NLnet and NGI Zero Core are credited for funding most of the infrastructure and maintenance work in the v26.06 cycle, the same funding bodies that backed the cell broadcast work now landing in ModemManager. The postmarketOS release closes with a thank you to the broader Alpine, Phosh, Plasma Mobile, GNOME Mobile, Sxmo, and ModemManager communities, plus an invitation to contribute financially via OpenCollective.
- 2026-08-06 to 09: FOSSY 2026 (Vancouver, Canada)
- 2026-08-15 to 17: FrOSCon 2026 (Sankt Augustin, Germany)
- 2026-09-25 to 27: postmarketOS and Alpine Linux Conference (Aachen, Germany)
Frequently Asked Questions
What phones are supported by postmarketOS 26.06?
v26.06 covers 254 devices in the testing category, from the Fairphone 4, Google Pixel 3A, and Samsung Galaxy S9 to the Nokia N900, OnePlus 6, PinePhone, and a long tail of Chromebooks, Qualcomm-based handsets, and laptops. The community tier, which requires an active maintainer, a near-mainline kernel, and documented working phone functionality, is shorter, with new additions this cycle including the PINE64 PineNote, the Radxa Dragon Q6A, several Google Chromebooks, and the Lenovo ThinkSmart View. The per-device compatibility wiki lists each handset with its per-feature status and kernel state.
Can postmarketOS replace Android as a daily driver?
The project says no, not yet. The release notes open by stating the software is “geared mainly towards Linux enthusiasts” and that users expecting “Android or iOS levels of polish” should wait. Camera support is absent or degraded on most devices, banking apps that require Google Play attestation do not work natively, and battery life depends on how completely the device’s power management has been upstreamed. postmarketOS works well as a privacy-focused secondary phone, a server, or a kiosk device. The Duranium initiative is the project’s path toward broader daily-driver viability.
What is cell broadcast and why does its addition matter?
Cell broadcast is the 3GPP cellular-network standard that governments use to push emergency alerts, including Amber Alerts, severe weather warnings, and public safety messages, directly to all devices in a geographic area without an internet connection or an app. The ModemManager upgrade in v26.06 adds the support, with the project funded by the foundation’s cell broadcast project page and the implementation led by Guido from Phosh. Reception requires a compatible modem; the device wiki lists which handsets qualify.
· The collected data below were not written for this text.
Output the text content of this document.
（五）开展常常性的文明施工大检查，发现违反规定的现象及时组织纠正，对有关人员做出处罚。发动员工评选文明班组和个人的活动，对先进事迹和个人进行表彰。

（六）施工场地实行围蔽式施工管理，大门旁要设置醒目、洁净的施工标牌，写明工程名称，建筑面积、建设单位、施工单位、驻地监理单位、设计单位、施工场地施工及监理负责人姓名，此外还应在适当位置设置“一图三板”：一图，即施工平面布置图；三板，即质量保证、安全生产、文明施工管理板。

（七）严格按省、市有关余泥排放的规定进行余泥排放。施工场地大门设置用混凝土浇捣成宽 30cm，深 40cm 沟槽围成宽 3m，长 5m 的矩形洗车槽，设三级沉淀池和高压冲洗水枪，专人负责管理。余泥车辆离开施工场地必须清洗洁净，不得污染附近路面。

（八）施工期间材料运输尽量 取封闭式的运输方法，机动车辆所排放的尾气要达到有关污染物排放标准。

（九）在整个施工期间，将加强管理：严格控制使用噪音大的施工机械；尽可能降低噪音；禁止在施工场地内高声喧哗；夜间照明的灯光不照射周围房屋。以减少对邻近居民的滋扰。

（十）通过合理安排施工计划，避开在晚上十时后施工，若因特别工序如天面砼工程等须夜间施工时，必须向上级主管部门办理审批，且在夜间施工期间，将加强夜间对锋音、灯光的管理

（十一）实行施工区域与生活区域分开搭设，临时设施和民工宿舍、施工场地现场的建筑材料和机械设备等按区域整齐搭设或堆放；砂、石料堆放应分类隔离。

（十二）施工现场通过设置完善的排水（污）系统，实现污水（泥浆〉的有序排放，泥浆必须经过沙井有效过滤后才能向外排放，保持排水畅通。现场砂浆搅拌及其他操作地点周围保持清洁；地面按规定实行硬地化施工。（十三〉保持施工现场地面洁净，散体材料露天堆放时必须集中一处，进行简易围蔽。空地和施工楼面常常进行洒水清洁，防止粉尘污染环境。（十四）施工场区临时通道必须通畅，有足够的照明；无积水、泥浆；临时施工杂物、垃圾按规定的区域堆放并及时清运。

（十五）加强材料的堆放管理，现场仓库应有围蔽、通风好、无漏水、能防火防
How do I upgrade from postmarketOS 25.12 to 26.06?
Existing users can follow the upgrade guide on the postmarketOS wiki. After upgrading, the project recommends removing oneself from the input group unless running SXMO, uninstalling ffmpegthumbnailer, and migrating any custom kernel command line adjustments to /etc/kernel-cmdline.d/. New users should consult the official installation documentation and the wiki page for their specific device.